I've been wanting to write for nearly a week now. Every time I try to sit down for it I've had a work task, family needs, or packing to take priority over this blog. I ended up having to write little notes to myself to remind me of what I wanted to blog about.
JNI and Linux
Having made the Link library work on Mac OSX using JNI, I figured it would be easy to get it working on Linux as well. Unfortunately it didn't work out that way.
To start with, I got an error from the JVM saying that it could not find a symbol called "main" when loading the library. This sounded a little like
dlopen loading an incorrectly linked file. I'm guessing that the
dlopen procedure found what it thought was an executable, and therefore expected to see a
main method. Googling confirmed this, but didn't really help me work out the appropriate flags for linking to fix this.
I had compiled the modules for the library using
-fPIC (position independent code). I then used a
-Wl,-shared flag to tell gcc to pass a
-shared flag to the linker, in order to link the modules into a shared library. However, it turned out that I really needed to just use
-shared directly on
gcc. I've still to work out what the exact difference is, but that's not a big priority for me at the moment, since I have it working. According to DavidM there is something in the gcc man page about this, so at least I know where to look.
After linking correctly, the test code promptly gave a Hotspot error, due to a
sigsegv. This meant that there was a problem with the C code. This had me a little confused, as it had run perfectly on OSX. Compiling everything in C and putting it all in a single executable demonstrated that the code worked fine on Linux, so I started suspecting that the problem might be across the JNI interface. This ended up being wrong. :-)
There are not many differences between the two systems, with the exception of the endianess of the CPUs. However, after looking at the problem carefully, I could not see this being the problem.
The initial error included the following stack trace:
The only code I had real control of was in
C [libc.so.6+0xb4fcb] regexec+0x5b
C [libc.so.6+0xd0a98] advance+0x48
C [liblink.so+0x19f9d] read_dictionary+0x29
C [liblink.so+0x1d914] dictionary_create+0x19
C [liblink.so+0x286c9] Java_com_link_Dictionary_create+0xc1
read_dictionary. I started by looking in
Java_com_link_Dictionary_createand printing the arguments, but everything looked fine. So then I went to the other end and looked in
I was a little curious about how
advance, as I hadn't heard of this function before. Then I discovered that the function being called was from the Link library, and has a signature of
advance(Dictionary). This didn't really make sense, as my reading of the stack trace above said that
advancecame from libc and not the Link library (liblink). This should have told me exactly what was happening, but instead I tried to justify what I was seeing. I convinced myself that the function name at the end of each line described the function that had called into that stack frame. In hindsight, it was a silly bit of reasoning. I was probably just tired.
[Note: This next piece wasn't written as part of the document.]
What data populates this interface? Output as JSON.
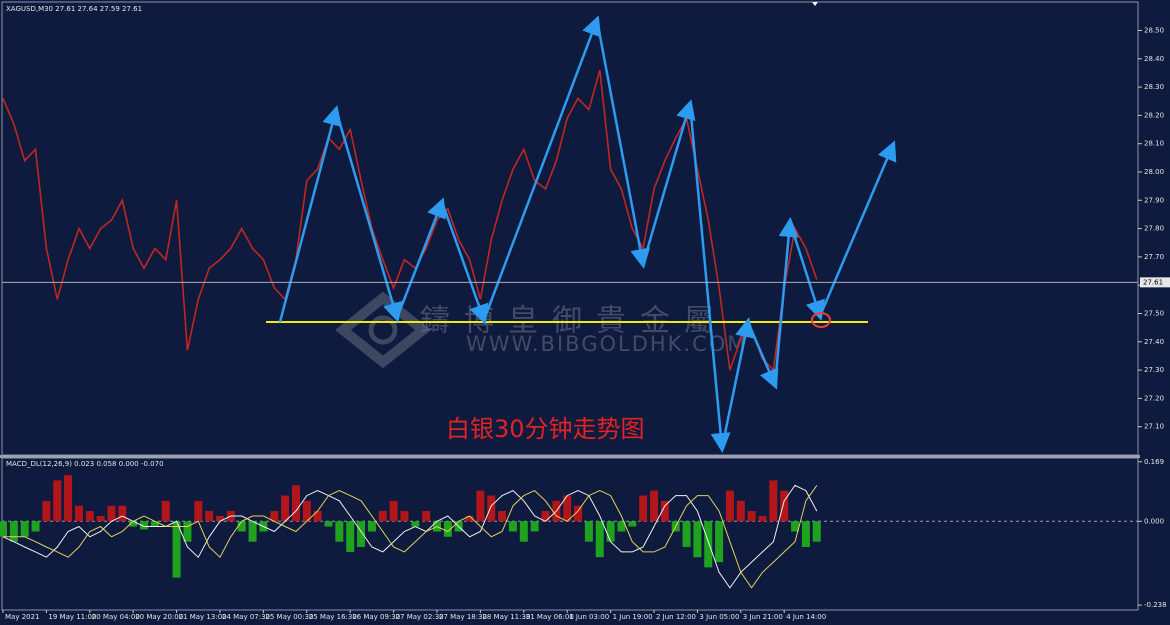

So to track the problem down I start putting
printf()statements through the code. The first thing that happened was that the hotspot errors changed, making the error appear a little later during execution. So that meant I had a stack smash. Obviously, one of the
printf()invocations was leaving a parameter on the stack that helped the above stack trace avoid the
sigsegv. OK, so now I'm getting some more info on the problem.
It all came together when I discovered that I was seeing output from just before
advance(), and from just after it, but not from any of the code inside the
advance()function. At that point I realised that the above stack trace didn't need a strange interpretation, and that the
advance()that I was calling was coming from libc and not the local library.
Unfortunately, doing a "man advance" on my Linux system showed up nothing. Was I wrong about this method? I decided to go straight to the source, and did a "nm -D /lib/libc.so.6 | grep advance". Sure enough, I found the following:
So what was this function? Obviously something internal to libc. I could download the source, but that wasn't going to make a difference to the problem or the solution. I just had to avoid calling it.
000b9220 W advance
My first approach was to change the function inside Link to
advance_dict(). This worked perfectly, and showed that I'd found the problem. However, when the modules were all linked into a single executable it had all worked correctly, and had picked up the local function, rather than the one found in libc. Why not?
I decided that if I gave the compiler a hint that the method was local, then maybe that would be picked up by the linker. So rather than renaming the function to
advance_dict(), I changed its signature from:
int advance(Dictionary dict)
I didn't know that this would work, but it seemed reasonable, and certainly cleaner since it's always a bad idea to presume that your name is unique (as demonstrated already). Fortunately, this solution worked just fine.
static int advance(Dictionary dict)
DavidM explained to me that
staticmakes a symbol local to a compilation unit (which I knew) and was effectively a separate namespace (which I also knew). He also explained that this "namespace" has the highest priority... which I didn't know, but had suspected. So I learned something new. David and I also learnt that libc on Linux has an undocumented symbol in it called
advance. This is worth noting, given how common a name that is. As shown here, it is likely to cause problems on any shared library that might want to use that name.
There's more to write, but it's late, so I'll leave it for the morning.